相手は若いので、のみ込みは早く、3回目で「イラストレータ」を使って、デザインするところまでこぎ着けました。

本棚をみると、「イラストレータ」や「フォトショップ」関連の本が、10冊以上あります。かなりやる気はあるようで、それぞれのソフトに関する知識もたいしたものです。
こういった場合、好きにやらせるのが私のやり方ですので、「30分前後で、自分のイメージでデザインしてみてください」と言って、私は見ていました。

フリーの素材集を使って、フォトショップでフィルターをかけたものを、配置画像として使っています。その上にレイヤーを重ねて、文字を白ふちにし、さらにぼかした影をつけるという作業を、10分前後で終えてしまいました。

「すごいね、そんなことがすぐできるなんて」というと、彼は照れながら、本棚からマニュアル本を出して見せてくれました。
彼が今やったことが、マニュアル本に書いてあるのです。彼は、それをそのままやっただけでした。
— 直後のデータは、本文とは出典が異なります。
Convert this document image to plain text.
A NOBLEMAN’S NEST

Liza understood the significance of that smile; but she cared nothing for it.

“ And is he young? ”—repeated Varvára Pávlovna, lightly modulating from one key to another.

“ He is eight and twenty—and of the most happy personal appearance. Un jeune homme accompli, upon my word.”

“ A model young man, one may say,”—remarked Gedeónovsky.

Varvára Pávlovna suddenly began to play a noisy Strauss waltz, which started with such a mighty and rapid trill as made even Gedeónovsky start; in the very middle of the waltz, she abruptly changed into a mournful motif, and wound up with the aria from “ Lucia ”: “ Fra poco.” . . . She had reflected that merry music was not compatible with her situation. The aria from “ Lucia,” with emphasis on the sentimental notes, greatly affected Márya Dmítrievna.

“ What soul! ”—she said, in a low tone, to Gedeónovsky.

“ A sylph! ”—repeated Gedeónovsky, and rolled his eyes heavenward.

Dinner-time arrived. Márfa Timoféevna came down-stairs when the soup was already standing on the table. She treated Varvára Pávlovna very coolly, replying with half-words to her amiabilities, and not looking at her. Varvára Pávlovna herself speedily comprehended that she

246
私は、ソフトに付属しているマニュアルや、市販されているマニュアル本は、見ないことにしています。
また少々意味合いは違いますが、例えばチラシの依頼を受けた場合、同じ業種のチラシも見ないようにしています。自分の中でイメージが固定してしまうのを避けるためです。

マニュアル本というのは、大変便利ですが、マニュアル本で操作を覚えると、そのマニュアル本の癖がうつってしまいます。
彼がまさしくそれで、マニュアル本通りには、難なく操作できますが、「自分の考えで」というと、それに似たものしか作れません。

市販のマニュアル本は、分からないところを補うには、心強いサポーターですが、それに頼りすぎると、ずっとそれが頭から離れなくなってしまいます。

「たまにはマニュアル本を少し遠ざけて、発想を変えてみた方がいいよ」
私がそう言うと、心細そうに彼は笑っています。

マニュアル人間というのは、マニュアルがないと、自分のいくべき方向が見つからない人種のようですね。